‘If there’s a silver lining to the pandemic, this is it’
We have a nickname for our neighbour, Nonna-Roo.
Her real name is Mary but she delivers so much food to our front door, the actual food delivery service, Deliveroo is no longer required.
It's not just us - lasagnes, pasta sauce, ravioli, freshly baked pizzas find their way to the door steps of the entire street. It's actually why we moved here.
A few years back, I did a story for Channel 7 on Australia's Best Neighbour. Mary was so generous that the street decided to get together and nominate her for the award. We gathered on what is now our sidewalk to acknowledge her contribution to the neighbourhood via a tribute on national television. She was understandably embarrassed, she was just being neighbourly.
I left that day craving the same kind of community in my own life. We were living in an apartment closer to the city at the time, we knew our neighbours but not in the same way. I wanted to raise our future family in a street just like this one so I asked Mary and her friends to keep an eye out for us, perhaps a house would come up for sale and we could move in. A year later, we did.
Mary is now our neighbour and so is Carole, Eliza, Rose, Frank, Brooke, Richard and Ken. We know all their names mostly because of COVID-19.
When the country went into lockdown, our street opened up. We started a Facebook page to help each other out and it continues to this day. There were art competitions for the kids, recipe swaps and each week, a socially distanced passeggiata, taken from the Italian word meaning leisurely walk or stroll, the odd number houses would walk clockwise, while the even numbers would sit in their driveway and wait for someone to stop for a chat. It was lovely, and still is.

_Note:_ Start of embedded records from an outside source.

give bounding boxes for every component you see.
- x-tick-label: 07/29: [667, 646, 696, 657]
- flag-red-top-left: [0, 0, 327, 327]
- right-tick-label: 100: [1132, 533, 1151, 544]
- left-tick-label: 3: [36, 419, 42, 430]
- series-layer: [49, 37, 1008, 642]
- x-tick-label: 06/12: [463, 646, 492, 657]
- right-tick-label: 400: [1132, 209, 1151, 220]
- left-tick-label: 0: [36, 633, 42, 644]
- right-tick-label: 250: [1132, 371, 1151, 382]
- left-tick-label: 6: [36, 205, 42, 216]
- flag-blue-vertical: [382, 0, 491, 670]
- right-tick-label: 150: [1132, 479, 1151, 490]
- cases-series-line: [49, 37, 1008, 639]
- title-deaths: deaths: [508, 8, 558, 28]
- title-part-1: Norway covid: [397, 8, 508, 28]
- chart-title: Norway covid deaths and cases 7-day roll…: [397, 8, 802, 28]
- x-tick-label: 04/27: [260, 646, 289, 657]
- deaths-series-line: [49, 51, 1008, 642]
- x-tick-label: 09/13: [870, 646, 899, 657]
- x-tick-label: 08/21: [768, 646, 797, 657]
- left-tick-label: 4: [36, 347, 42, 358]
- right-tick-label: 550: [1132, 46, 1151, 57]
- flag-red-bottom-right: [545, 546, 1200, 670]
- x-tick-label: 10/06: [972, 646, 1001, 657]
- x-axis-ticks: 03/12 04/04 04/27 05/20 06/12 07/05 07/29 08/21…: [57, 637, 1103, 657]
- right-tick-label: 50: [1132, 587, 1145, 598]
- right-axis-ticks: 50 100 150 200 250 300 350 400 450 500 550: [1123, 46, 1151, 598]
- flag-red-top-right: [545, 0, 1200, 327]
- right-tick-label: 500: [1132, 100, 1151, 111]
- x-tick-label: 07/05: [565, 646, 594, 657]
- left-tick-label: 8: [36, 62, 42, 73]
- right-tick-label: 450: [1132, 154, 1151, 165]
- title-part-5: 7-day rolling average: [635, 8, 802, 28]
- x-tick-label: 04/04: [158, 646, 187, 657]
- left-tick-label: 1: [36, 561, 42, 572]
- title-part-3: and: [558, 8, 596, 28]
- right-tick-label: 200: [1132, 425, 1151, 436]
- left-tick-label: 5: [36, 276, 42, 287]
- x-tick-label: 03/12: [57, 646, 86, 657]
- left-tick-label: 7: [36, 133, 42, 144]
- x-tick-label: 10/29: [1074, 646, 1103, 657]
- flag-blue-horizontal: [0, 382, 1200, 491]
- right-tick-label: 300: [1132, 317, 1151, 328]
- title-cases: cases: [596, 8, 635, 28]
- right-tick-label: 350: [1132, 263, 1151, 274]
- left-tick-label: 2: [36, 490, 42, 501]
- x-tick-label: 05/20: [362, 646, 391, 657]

Those offers of extra toilet rolls and basic supplies has now morphed into magpie alerts and childcare suggestions. There's a genuine feeling of looking out for each other, and it's not just us.
There is the lovely lady in Melbourne running the seed bank from her front yard where neighbours can take free plants, a couple of kids are running a newsletter full of bad Dad jokes to make their neighbours laugh, aged care residents are finding teenage pen pals to keep them company.
If there is a silver lining to be found in this pandemic, this is surely it; a new sense of community born out of COVID-19 that is needed now more than ever.
In our little house, on our little street, our daughter now lights up when she sees Mary. We say 'ciao' to her as we pass in the pram and she eats her fresh passata with baby pasta for dinner.
If Mary is indeed Australia's best neighbour, we are Australia's luckiest.